Soluble vascular endothelial growth factor receptor-1 (sVEGFR-1) is decreased in lung cancer patients showing progression: A pilot study


Yilmaztepe A., Ulukaya E., Zik B., Yagci A., Sevimli A., Yilmaz M., ...Daha Fazla

CANCER INVESTIGATION, cilt.25, sa.5, ss.322-327, 2007 (SCI-Expanded) identifier identifier identifier

  • Yayın Türü: Makale / Tam Makale
  • Cilt numarası: 25 Sayı: 5
  • Basım Tarihi: 2007
  • Doi Numarası: 10.1080/07357900701209178
  • Dergi Adı: CANCER INVESTIGATION
  • Derginin Tarandığı İndeksler: Science Citation Index Expanded (SCI-EXPANDED), Scopus
  • Sayfa Sayıları: ss.322-327
  • Anahtar Kelimeler: VEGFR-1, lung cancer, progression, chemotherapy, TUMOR-GROWTH, THERAPEUTIC IMPLICATIONS, FACTOR VEGF, FLT-1, ANGIOGENESIS, EXPRESSION, INHIBITION, CELLS, DIFFERENTIATION, CARCINOMAS
  • Bursa Uludağ Üniversitesi Adresli: Evet

Özet

Tumor growth and metastasis depend on angiogenesis, and the vascular endothelial growth factor (VEGF) is known to be one of the most important angiogenic factors although the knowledge about its receptors is limited. We, therefore, investigated the treatment-related changes both in the level of the soluble vascular endothelial growth factor receptor-1 ( sVEGFR-1) in the serum by ELISA and the expression of VEGFR-1 in cancer tissues by immunohistochemistry.
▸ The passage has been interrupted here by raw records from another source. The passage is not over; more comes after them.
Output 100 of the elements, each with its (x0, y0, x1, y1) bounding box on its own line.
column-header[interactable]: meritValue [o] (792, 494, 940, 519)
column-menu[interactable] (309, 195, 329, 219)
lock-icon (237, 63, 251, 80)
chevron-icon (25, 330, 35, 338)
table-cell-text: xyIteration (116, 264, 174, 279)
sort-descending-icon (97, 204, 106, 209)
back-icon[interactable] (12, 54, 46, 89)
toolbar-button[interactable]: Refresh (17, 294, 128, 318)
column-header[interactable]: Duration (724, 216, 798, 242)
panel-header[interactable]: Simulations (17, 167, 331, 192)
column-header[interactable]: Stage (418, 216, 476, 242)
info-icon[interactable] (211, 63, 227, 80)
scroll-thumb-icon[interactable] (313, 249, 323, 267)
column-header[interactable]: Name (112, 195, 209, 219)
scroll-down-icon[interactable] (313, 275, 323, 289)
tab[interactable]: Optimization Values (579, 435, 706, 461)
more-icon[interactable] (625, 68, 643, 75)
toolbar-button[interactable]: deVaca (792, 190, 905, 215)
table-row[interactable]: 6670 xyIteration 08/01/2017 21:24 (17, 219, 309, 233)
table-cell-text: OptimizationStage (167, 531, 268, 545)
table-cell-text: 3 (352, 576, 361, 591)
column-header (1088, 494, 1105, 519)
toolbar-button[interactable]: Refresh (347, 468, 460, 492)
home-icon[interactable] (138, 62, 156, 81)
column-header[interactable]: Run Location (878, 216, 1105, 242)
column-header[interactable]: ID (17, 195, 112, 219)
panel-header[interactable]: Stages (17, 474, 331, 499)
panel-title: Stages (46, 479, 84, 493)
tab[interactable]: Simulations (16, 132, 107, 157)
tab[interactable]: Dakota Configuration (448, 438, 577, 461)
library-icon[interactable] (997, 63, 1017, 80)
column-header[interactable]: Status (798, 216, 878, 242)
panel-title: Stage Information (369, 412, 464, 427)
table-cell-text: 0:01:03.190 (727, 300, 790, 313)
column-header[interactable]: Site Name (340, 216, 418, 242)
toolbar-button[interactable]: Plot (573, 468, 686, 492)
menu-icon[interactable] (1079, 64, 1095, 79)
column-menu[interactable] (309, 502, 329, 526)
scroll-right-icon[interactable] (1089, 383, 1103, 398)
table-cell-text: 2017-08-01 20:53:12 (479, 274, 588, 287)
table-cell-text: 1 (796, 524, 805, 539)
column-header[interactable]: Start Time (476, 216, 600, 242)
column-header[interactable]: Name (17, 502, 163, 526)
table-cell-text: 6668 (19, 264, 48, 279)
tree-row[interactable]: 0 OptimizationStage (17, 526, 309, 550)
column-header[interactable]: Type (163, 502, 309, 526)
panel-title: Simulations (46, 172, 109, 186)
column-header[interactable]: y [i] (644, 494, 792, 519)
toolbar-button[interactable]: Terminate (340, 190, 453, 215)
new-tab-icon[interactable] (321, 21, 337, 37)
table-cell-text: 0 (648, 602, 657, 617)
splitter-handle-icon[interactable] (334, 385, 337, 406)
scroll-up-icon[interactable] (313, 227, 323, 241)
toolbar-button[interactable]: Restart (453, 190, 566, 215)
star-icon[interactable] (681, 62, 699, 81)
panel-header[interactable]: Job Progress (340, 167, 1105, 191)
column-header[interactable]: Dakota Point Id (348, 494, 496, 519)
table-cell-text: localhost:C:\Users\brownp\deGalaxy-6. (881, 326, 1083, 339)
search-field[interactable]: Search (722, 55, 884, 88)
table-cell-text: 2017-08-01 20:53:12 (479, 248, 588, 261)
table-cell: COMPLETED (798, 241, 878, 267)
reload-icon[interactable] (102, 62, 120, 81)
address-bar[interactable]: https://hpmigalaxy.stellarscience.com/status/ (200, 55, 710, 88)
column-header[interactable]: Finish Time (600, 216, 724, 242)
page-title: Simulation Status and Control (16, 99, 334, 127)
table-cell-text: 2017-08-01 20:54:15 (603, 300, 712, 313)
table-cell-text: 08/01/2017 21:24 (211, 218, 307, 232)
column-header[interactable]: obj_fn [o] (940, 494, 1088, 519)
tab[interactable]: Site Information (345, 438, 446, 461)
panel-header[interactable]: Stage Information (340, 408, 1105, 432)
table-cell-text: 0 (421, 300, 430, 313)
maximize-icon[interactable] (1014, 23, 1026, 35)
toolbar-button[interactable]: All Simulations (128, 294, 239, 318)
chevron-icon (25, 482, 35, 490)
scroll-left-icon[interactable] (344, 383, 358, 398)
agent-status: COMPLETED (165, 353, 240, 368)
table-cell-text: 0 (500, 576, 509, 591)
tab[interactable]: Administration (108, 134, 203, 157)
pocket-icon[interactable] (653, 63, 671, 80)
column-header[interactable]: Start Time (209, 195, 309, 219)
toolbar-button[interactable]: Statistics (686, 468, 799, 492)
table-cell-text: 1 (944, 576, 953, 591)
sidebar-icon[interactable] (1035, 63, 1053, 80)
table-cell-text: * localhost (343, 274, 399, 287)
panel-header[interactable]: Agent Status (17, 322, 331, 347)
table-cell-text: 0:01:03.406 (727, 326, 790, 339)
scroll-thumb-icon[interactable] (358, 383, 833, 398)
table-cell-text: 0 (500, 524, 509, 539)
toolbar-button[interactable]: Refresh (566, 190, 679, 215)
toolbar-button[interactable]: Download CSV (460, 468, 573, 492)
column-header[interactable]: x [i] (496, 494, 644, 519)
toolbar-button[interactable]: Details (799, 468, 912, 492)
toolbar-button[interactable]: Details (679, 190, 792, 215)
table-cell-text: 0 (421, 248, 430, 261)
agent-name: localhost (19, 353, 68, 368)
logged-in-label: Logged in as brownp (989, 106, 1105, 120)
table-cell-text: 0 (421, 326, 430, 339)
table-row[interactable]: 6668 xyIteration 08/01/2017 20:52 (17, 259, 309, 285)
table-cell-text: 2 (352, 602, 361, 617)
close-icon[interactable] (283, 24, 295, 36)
The serum levels were studied in 38 lung cancer patients, and 55 control subjects ( 21 benign disease and 34 healthy subjects) before the chemotherapy. The treatment-related changes in serum sVEGFR-1 were evaluated in 15 patients 24 and 48 hours after treatment. In addition to serum analysis, the tissue expressions were evaluated in 32 patients before treatment. The treatment-related changes in tissue VEGFR-1 expressions were evaluated in only 12 patients 24 hours after treatment. We observed no significant difference in terms of serum sVEGFR-1 levels between malignant and nonmalignant groups (p > 0.05). There were no significant differences in the levels of sVEGFR-1 before and after treatment (p > 0.05). However, there was a significant difference between sVEGFR-1 levels in the groups (regressive, stable, progressive) classified according to the response to therapy (p = 0.043). A significant difference also was present between the expression levels of tissue VEGFR-1 in the same groups (p = 0.037). As a conclusion, we suggest that prechemotherapy sVEGFR- 1 can be helpful for prediction of long-term response to therapy, but it should be studied in larger groups to elucidate its benefit in clinics.